SaaS Application Preparedness
Here are three tips that will save you time and complexity when it comes time to host your SaaS application in a DoD production environment. This architecture will not fit with every platform or government customer, but it is broadly applicable for companies looking to ease their transition into the government market.
1. Containerize it
Per DevOpsDigest, “(Containers) are lightweight software components that bundle an application—including its dependencies and its configuration—in a single image, offering IT organizations a dedicated space to build, test, and deploy new applications… Gartner predicts that by 2022, more than 75% of global organizations will be running containerized applications in production, up from less than 30% today.”
Packaging the components or microservices of your application into containers such as docker or podman offers a myriad of benefits including horizontal scalability, enhanced security, and reduced cost.
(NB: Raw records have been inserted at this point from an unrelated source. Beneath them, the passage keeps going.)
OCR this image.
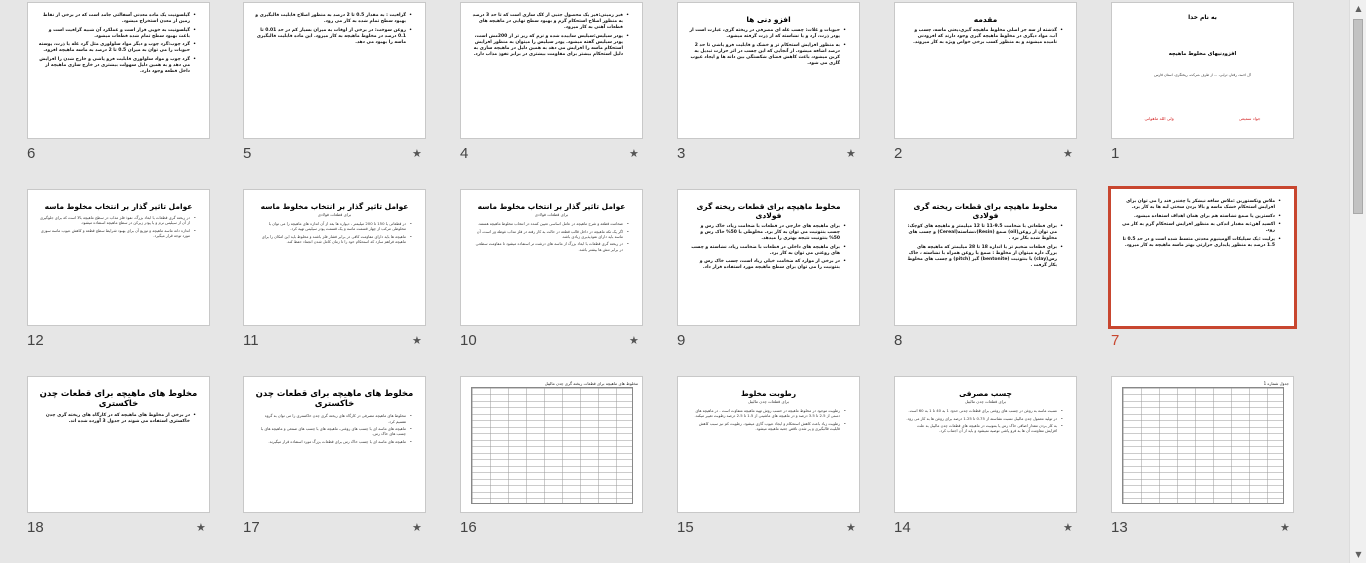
به نام خدا
افزودنیهای مخلوط ماهیچه
آل احمد، رفتار، ترابی، ... از طرف شرکت، ریختگری، استان فارس
جواد سمیعی
ولی الله ماهوانی
1
مقدمه
• گذشته از سه جز اصلی مخلوط ماهیچه گیری،یعنی ماسه، چسب و آب، مواد دیگری در مخلوط ماهیچه گیری وجود دارند که افزودنی نامیده میشوند و به منظور کسب برخی خواص ویژه به کار میروند.
2	★
افزو دنی ها
• حبوبات و غلات: چسب غله ای مصرفی در ریخته گری، عبارت است از پودر ذرت، آرد و یا نشاسته که از ذرت گرفته میشود.
• به منظور افزایش استحکام تر و خشک و قابلیت فرو پاشی تا حد 2 درصد اضافه میشود. از آنجایی که این چسب در اثر حرارت تبدیل به کربن میشود، باعث کاهش فضای شکستگی بین دانه ها و ایجاد عیوب گازی می شود.
3	★
• قیر زمینی:قیر یک محصول جنبی از کک سازی است که تا حد 3 درصد به منظور اصلاح استحکام گرم و بهبود سطح نهایی در ماهیچه های قطعات آهنی به کار میرود.
• پودر سیلیس:سیلیس ساییده شده و نرم که ریز تر از 200مش است، پودر سیلیس گفته میشود. پودر سیلیس را میتوان به منظور افزایش استحکام ماسه را افزایش می دهد به همین دلیل در ماهیچه سازی به دلیل استحکام بیشتر برای مقاومت بیشتری در برابر نفوذ مذاب دارد.
4	★
• گرافیت : به مقدار 0.5 تا 2 درصد به منظور اصلاح قابلیت قالبگیری و بهبود سطح تمام شده به کار می رود.
• روغن سوخت: در برخی از اوقات به میزان بسیار کم در حد 0.01 تا 0.1 درصد در مخلوط ماهیچه به کار میرود. این ماده قابلیت قالبگیری ماسه را بهبود می دهد.
5	★
• گیلسونیت یک ماده معدنی آسفالتی جامد است که در برخی از نقاط زمین از معدن استخراج میشود.
• گیلسونیت به خوبی قرار است و عملکرد آن شبیه گرافیت است و باعث بهبود سطح تمام شده قطعات میشود.
• گرد چوب:گرد چوب و دیگر مواد سلولوزی مثل گرد غله یا ذرت، پوسته حبوبات را می توان به میزان 0.5 تا 2 درصد به ماسه ماهیچه افزود.
• گرد چوب و مواد سلولوزی قابلیت فرو پاشی و خارج شدن را افزایش می دهد و به همین دلیل سهولت بیشتری در خارج سازی ماهیچه از داخل قطعه وجود دارد.
6
• ملاس ونکستورین :ملاس ساقه نیشکر یا چغندر قند را می توان برای افزایش استحکام خشک ماسه و بالا بردن سختی لبه ها به کار برد.
• دکسترین یا صمغ نشاسته هم برای همان اهداف استفاده میشود.
• اکسید آهن:به مقدار اندکی به منظور افزایش استحکام گرم به کار می رود.
• پرلیت :یک سیلیکات آلومینیوم معدنی متسط شده است و در حد 0.5 تا 1.5 درصد به منظور پایداری حرارتی بهتر ماسه ماهیچه به کار میرود.
7
مخلوط ماهیچه برای قطعات ریخته گری فولادی
• برای قطعاتی با ضخامت 9.5-11 تا 12 میلیمتر و ماهیچه های کوچک: می توان از روغن(oil) صمغ (Resin)،نشاسته(Cereal) و چسب های مخلوط شده بکار برد .
• برای قطعات ضخیم تر یا اندازه 18 تا 28 میلیمتر که ماهیچه های بزرگ داره میتوان از مخلوط : صمغ یا روغن همراه با نشاسته ، خاک رس(clay) یا بنتونیت (bentonite) گیر (pitch) و چسب های مخلوط بکار گرفت .
8
مخلوط ماهیچه برای قطعات ریخته گری فولادی
• برای ماهیچه های خارجی در قطعات با ضخامت زیاد، خاک رس و چسب بنتونیت می توان به کار برد. مخلوطی با 50% خاک رس و 50% بنتونیت نتیجه بهتری را میدهد.
• برای ماهیچه های داخلی در قطعات با ضخامت زیاد، نشاسته و چسب های روغنی می توان به کار برد.
• در برخی از موارد که ضخامت خیلی زیاد است، چسب خاک رس و بنتونیت را می توان برای سطح ماهیچه مورد استفاده قرار داد.
9
عوامل تاثیر گذار بر انتخاب مخلوط ماسه
برای قطعات فولادی
• ضخامت قطعه و شرح ماهیچه در عامل اساسی تعیین کننده در انتخاب مخلوط ماهیچه هستند.
• اگر یک تکه ماهیچه در داخل قالب قطعه در حالت به کار رفته در فلز مذاب غوطه ور است، آن ماسه باید دارای نفوذپذیری زیادی باشد.
• در ریخته گری قطعات با ابعاد بزرگ از ماسه های درشت تر استفاده میشود تا مقاومت سطحی در برابر تنش ها بیشتر باشد.
10	★
عوامل تاثیر گذار بر انتخاب مخلوط ماسه
برای قطعات فولادی
• در قطعاتی با 150 تا 200 میلیمتر ، دیواره ها بعد از آن اندازه های ماهیچه را می توان با مخلوطی مرکب از چهار قسمت ماسه و یک قسمت پودر سیلیس تهیه کرد.
• ماهیچه ها باید دارای مقاومت کافی در برابر فشار فلز باشند و مخلوط باید این امکان را برای ماهیچه فراهم سازد که استحکام خود را تا زمان کامل شدن انجماد حفظ کند.
11	★
عوامل تاثیر گذار بر انتخاب مخلوط ماسه
• در ریخته گری قطعات با ابعاد بزرگ، نفوذ فلز مذاب در سطح ماهیچه بالا است که برای جلوگیری از آن از سیلیس نرم و یا پودر زیرکن در سطح ماهیچه استفاده میشود.
• اندازه دانه ماسه ماهیچه و توزیع آن برای بهبود شرایط سطح قطعه و کاهش عیوب ماسه سوزی مورد توجه قرار میگیرد.
12
جدول شماره 1
13	★
چسب مصرفی
برای قطعات چدن مالیبل
• نسبت ماسه به روغن در چسب های روغنی برای قطعات چدنی حدود 1 به 40 تا 1 به 60 است.
• در تولید معمول چدن مالیبل نسبت نشاسته از 0.75 تا 1.25 درصد برای روغن ها به کار می رود.
• به کار بردن مقدار اضافی خاک رس یا بنتونیت در ماهیچه های قطعات چدن مالیبل به علت افزایش مقاومت آن ها به فرو پاشی توصیه نمیشود و باید از آن اجتناب کرد.
14	★
رطوبت مخلوط
برای قطعات چدن مالیبل
• رطوبت موجود در مخلوط ماهیچه در حسب روش تهیه ماهیچه متفاوت است . در ماهیچه های دستی از 2.5 تا 3.5 درصد و در ماهیچه های ماشینی از 1.5 تا 2.5 درصد رطوبت تغییر میکند.
• رطوبت زیاد باعث کاهش استحکام و ایجاد عیوب گازی میشود. رطوبت کم نیز سبب کاهش قابلیت قالبگیری و پر شدن ناقص جعبه ماهیچه میشود.
15	★
مخلوط های ماهیچه برای قطعات ریخته گری چدن مالیبل
16
مخلوط های ماهیچه برای قطعات چدن خاکستری
• مخلوط های ماهیچه مصرفی در کارگاه های ریخته گری چدن خاکستری را می توان به گروه تقسیم کرد.
• ماهیچه های ماسه ای با چسب های روغنی، ماهیچه های با چسب های صمغی و ماهیچه های با چسب های خاک رس.
• ماهیچه های ماسه ای با چسب خاک رس برای قطعات بزرگ مورد استفاده قرار میگیرند.
17	★
مخلوط های ماهیچه برای قطعات چدن خاکستری
• در برخی از مخلوط های ماهیچه که در کارگاه های ریخته گری چدن خاکستری استفاده می شوند در جدول 3 آورده شده اند.
18	★
▲
▼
2. Appropriately limit external services
External services and integrations (including cloud services) are strictly limited in IL4+ production environments. Incorporating required dependencies into your containerized application will reduce complexity when it comes time to deploy your app, and offer you more control over configuration.
An example of this would be replacing a Postgres RDS cluster with a local deployment of Postgres within a container.
If your SaaS product is cloud-based, research the services available in your anticipated production environments early in the process to discover any incompatible dependencies such as:
3. Make it cloud agnostic
Cloud agnostic means that your application can run anywhere regardless of cloud service provider or underlying infrastructure. That could mean running your application on a cloud-hosted virtual machine or a Dell server on-premise.
Kubernetes has grown in popularity largely due to this feature. It supports AWS, Azure, GCP and on-premise deployments while balancing standardization of your platform with the flexibility to more easily move workloads.
Some DoD customers may levy specific hosting requirements on software vendors. You may need to deploy the application at your customer’s site or use a predetermined cloud provider. By designing a cloud (or vendor) agnostic SaaS application, you’ll be able to support a wide range of DoD customers.
Launching a dual-use product can be a daunting task. Armed with market research and knowledge of flexible contracting pathways like OTAs and SBIR/STTR, even the most entrenched commercial product can make an impact in the federal space. Familiarization with the software accreditation process will help you determine your go-to-market strategy while preparing your application for defense use.